An optical illusion is interesting. Your brain for some reason wants to generalize data to save energy and processing time. So, you can be tricked into seeing something that is not really there because of shortcuts.
An optical illusion sometimes is ruined because you know what is going on with the illusion. If you have looked at the picture of the old lady and the young lady before, you can easily see both the second time.
There is something that exists that one could call a "reverse optical illusion," perhaps. I recognized this recently during a jury trial. The litigants in a jury trial know the facts; the jury does not. As a result, an "optical illusion" of sorts can develop for the jury. That part is perhaps normal. The example was complicated, but the essence was that the jury could conclude that three people were shysters, even though they were not, because the evidence available to the jury was insufficient to see reality and because the ambiguous state of the partial information could result in an incorrect view.
The "reverse optical illusion" was the difficulty in recognizing the existence of this illusion if looking at the evidence from a standpoint of more complete information.
Consider, for example, a color blindness test. Circles form a "7" in a field of circles, with perhaps red circles making the seven and random green circles surrounding the red "7" of circles. Without color blindness, you see a seven easily. With color blindness, you cannot distinguish the circles' colors and hence miss ther "7."

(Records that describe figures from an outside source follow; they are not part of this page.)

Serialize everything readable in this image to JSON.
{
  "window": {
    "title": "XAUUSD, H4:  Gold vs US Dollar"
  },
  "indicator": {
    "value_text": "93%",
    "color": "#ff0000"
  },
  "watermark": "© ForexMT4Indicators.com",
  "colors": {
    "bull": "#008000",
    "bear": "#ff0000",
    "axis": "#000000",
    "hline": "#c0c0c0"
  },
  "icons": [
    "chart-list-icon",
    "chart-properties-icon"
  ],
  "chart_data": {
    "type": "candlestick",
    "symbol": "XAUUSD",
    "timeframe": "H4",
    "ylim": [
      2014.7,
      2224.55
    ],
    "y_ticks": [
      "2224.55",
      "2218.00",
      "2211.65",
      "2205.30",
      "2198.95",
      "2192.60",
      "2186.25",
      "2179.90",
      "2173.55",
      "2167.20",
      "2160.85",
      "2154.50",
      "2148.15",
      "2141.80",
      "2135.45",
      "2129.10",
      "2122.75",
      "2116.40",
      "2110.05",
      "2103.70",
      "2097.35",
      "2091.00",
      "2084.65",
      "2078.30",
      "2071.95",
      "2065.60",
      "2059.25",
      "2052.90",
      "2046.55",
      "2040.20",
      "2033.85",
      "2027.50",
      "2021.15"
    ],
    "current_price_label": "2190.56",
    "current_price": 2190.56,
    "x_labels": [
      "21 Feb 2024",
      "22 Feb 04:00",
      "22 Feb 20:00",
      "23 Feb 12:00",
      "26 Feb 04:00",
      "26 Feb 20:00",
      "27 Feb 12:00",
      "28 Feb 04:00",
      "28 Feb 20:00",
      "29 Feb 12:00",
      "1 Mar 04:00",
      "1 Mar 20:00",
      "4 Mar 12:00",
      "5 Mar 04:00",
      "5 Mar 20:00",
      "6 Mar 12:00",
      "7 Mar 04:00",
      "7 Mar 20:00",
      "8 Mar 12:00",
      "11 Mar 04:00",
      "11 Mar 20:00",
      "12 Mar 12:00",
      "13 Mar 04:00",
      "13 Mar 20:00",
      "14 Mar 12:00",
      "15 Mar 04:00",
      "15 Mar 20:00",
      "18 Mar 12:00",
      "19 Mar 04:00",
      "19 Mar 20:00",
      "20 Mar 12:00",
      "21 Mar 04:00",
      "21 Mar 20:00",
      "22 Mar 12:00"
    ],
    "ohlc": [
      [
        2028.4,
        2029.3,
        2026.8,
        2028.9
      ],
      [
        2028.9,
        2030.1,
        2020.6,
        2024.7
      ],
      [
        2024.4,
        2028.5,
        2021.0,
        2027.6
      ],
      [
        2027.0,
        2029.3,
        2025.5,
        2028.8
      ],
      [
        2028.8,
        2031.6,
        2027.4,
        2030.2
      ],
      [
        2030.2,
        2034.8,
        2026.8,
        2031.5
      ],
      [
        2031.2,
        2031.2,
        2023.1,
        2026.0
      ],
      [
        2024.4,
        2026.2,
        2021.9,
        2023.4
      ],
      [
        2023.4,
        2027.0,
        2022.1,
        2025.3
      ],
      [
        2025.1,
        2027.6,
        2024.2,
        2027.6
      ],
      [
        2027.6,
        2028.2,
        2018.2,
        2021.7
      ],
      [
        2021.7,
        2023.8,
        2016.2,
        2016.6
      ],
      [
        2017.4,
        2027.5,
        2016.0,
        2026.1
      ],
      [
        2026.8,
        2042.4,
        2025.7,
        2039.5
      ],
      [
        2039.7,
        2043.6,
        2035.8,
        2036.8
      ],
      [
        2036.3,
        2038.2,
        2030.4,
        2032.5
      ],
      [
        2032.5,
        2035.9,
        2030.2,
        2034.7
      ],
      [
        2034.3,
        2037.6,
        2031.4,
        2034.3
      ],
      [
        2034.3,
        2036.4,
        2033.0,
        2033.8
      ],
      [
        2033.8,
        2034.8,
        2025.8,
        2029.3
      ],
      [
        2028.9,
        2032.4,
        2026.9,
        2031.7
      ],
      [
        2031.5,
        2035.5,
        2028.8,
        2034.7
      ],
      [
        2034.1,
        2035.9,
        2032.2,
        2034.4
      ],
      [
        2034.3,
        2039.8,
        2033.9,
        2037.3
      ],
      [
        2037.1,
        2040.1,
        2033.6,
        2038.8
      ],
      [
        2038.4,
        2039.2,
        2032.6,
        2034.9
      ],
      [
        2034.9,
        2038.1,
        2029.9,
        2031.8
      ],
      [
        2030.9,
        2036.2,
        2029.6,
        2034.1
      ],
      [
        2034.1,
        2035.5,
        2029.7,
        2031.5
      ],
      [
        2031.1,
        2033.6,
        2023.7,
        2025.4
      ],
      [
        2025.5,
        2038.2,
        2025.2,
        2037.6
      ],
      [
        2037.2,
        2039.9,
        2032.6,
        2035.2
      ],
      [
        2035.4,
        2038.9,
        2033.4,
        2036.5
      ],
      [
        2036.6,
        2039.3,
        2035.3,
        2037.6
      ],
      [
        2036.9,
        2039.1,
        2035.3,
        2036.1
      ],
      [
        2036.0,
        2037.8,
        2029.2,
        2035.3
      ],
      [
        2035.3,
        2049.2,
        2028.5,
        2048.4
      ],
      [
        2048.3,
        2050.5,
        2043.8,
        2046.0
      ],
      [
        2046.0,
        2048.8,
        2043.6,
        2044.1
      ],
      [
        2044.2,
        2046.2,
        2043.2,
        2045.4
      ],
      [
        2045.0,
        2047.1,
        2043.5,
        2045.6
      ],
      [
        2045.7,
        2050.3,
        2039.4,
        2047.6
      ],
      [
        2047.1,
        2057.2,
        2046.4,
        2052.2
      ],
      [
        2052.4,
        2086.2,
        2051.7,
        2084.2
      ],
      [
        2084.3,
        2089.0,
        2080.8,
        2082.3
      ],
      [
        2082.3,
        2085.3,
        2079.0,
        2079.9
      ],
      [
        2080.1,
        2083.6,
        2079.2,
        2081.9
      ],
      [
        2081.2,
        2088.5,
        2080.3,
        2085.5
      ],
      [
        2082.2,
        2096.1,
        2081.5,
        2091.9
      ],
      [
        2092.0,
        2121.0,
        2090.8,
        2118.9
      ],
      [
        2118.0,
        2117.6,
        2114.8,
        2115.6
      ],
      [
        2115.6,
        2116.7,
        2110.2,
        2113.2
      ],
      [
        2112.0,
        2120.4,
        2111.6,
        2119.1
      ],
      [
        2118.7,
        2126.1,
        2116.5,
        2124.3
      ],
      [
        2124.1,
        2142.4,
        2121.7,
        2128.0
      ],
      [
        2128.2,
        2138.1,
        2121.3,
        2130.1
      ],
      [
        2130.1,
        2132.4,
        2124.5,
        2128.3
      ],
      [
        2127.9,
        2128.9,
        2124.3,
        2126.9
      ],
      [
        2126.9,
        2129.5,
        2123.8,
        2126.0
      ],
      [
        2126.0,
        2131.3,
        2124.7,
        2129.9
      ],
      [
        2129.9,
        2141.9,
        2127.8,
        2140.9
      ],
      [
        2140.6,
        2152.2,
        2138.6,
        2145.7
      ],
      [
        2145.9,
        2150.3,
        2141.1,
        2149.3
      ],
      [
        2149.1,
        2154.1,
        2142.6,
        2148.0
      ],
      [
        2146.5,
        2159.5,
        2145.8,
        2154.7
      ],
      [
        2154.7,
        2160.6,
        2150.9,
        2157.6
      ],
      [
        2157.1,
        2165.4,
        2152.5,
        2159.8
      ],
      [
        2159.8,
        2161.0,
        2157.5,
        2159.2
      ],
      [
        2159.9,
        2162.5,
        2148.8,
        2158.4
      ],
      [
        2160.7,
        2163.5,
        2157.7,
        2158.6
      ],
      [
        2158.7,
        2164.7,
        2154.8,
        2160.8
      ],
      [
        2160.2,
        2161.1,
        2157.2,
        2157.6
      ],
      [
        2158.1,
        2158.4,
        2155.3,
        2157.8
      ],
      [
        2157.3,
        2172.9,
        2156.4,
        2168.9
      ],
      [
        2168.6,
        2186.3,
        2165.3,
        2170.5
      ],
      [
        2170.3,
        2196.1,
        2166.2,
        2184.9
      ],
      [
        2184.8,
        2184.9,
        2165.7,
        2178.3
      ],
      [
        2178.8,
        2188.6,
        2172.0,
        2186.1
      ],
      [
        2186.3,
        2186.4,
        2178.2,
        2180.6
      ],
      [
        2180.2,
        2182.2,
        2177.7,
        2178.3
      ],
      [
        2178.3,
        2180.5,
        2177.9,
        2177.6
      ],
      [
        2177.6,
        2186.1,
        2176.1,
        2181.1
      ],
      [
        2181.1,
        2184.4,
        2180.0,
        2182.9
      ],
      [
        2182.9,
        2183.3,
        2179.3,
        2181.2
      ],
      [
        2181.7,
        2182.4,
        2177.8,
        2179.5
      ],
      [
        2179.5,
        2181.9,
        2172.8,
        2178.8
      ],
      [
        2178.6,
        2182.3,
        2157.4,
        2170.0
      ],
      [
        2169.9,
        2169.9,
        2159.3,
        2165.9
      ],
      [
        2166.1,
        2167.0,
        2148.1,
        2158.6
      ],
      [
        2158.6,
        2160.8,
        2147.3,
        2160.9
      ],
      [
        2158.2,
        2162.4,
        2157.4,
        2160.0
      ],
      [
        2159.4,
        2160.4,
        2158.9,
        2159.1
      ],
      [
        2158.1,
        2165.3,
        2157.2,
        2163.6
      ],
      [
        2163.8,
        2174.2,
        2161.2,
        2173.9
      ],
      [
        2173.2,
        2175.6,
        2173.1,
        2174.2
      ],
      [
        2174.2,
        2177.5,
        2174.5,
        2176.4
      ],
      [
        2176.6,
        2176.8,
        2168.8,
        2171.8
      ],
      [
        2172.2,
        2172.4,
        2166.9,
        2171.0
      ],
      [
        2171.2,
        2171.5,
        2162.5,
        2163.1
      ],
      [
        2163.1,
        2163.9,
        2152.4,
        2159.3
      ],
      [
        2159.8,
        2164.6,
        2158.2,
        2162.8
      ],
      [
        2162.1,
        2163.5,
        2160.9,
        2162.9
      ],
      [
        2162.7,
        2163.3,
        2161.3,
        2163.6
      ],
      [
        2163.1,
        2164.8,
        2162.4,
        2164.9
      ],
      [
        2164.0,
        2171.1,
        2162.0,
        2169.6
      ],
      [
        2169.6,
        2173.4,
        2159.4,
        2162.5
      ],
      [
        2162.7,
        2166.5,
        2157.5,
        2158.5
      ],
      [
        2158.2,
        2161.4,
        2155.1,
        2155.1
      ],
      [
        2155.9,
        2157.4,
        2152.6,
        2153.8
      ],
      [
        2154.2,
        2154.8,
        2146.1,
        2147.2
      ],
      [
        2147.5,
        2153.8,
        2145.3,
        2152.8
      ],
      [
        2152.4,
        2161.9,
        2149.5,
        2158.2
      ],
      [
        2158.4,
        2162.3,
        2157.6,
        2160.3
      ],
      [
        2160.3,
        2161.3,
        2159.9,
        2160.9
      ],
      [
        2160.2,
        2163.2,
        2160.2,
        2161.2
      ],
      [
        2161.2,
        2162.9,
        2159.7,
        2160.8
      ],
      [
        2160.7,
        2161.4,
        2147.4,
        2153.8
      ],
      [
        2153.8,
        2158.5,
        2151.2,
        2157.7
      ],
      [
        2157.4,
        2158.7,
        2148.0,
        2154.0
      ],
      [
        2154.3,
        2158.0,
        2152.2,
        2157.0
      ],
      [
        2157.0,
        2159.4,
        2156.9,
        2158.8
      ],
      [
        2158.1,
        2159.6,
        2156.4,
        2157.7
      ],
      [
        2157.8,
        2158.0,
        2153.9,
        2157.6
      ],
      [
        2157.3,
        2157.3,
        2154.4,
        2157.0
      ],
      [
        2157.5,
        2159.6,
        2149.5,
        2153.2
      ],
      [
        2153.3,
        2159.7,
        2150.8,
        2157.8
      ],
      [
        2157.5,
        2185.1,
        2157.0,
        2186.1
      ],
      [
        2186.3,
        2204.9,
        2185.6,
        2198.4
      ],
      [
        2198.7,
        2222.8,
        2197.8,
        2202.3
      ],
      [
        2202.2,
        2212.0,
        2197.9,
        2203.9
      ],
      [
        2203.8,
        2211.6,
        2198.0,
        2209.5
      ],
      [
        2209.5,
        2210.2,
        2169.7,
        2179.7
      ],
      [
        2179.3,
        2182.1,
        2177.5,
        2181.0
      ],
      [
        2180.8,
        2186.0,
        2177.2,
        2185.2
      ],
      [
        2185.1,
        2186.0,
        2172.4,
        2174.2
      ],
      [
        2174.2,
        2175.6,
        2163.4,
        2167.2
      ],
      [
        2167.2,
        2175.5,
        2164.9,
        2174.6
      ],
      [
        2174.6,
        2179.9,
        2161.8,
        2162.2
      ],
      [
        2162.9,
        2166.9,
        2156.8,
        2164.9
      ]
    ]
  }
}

Well, if you never heard of color blindness, could you see that this test was ambiguous? Of course not. It would not even occur to you that someone could be confused by this. Hence, in a sense, your possession of extra information obscures your ability to spot that others, without this extra information, might run into a problem spotting what you spot.
In the jury trial, the "shysters" were known to be people having no axe to grand but simply used by the person thought to be the true shyster. However, we all knew this, except for the jury. Without being told this, the jury could have thought that the three innocent bystanders were actually running the game and tricking the one alleged shyster. Spotting that possible misconstruction, enabled by a lack of information, was not obvious because it is difficult to empathize with someone lacking facts if you do not think about all possible fact patterns lacking sopme information that you have and the implications of this missing information on possible conclusions.
Often times, life and bridge have parallels. This of course made me think, next, about bridge "reverse optical illusions." I mean, if you have Qxx in hand opposite Axx on Dummy, do you easily spot the fact that LHO might think that you have QJ9 in hand instead and might duck the Queen? You might after reading about it or seeing it come up of having a fortunate eureka moment. But, this is not easy, because you see what you know and not what the opponents might not know.
I thought about how to develop this ability, or how to add this into Declaring as a "step." One classic approach is "ARCH," for Analyze the lead, Review the bidding, Count your losers and tricks, and How are you going to play this. Maybe a missing step is to sort of hide your hand from yourself and study Dummy from the opponents' perspective. Give them cards you know them to have or to possibly have, and place your cards plus their missing cards into their unknown stack. Then, imagine possible defenses that you would consider from their illusion.
The same, of course, if possible on defense, but even trickier. It even arises in bidding (classic being the short-cards raise of partner to make each opponent think that their 3-card holding must be opposite a stiff).
But, the key might be simply in understanding the concept of the reverse optical illusion.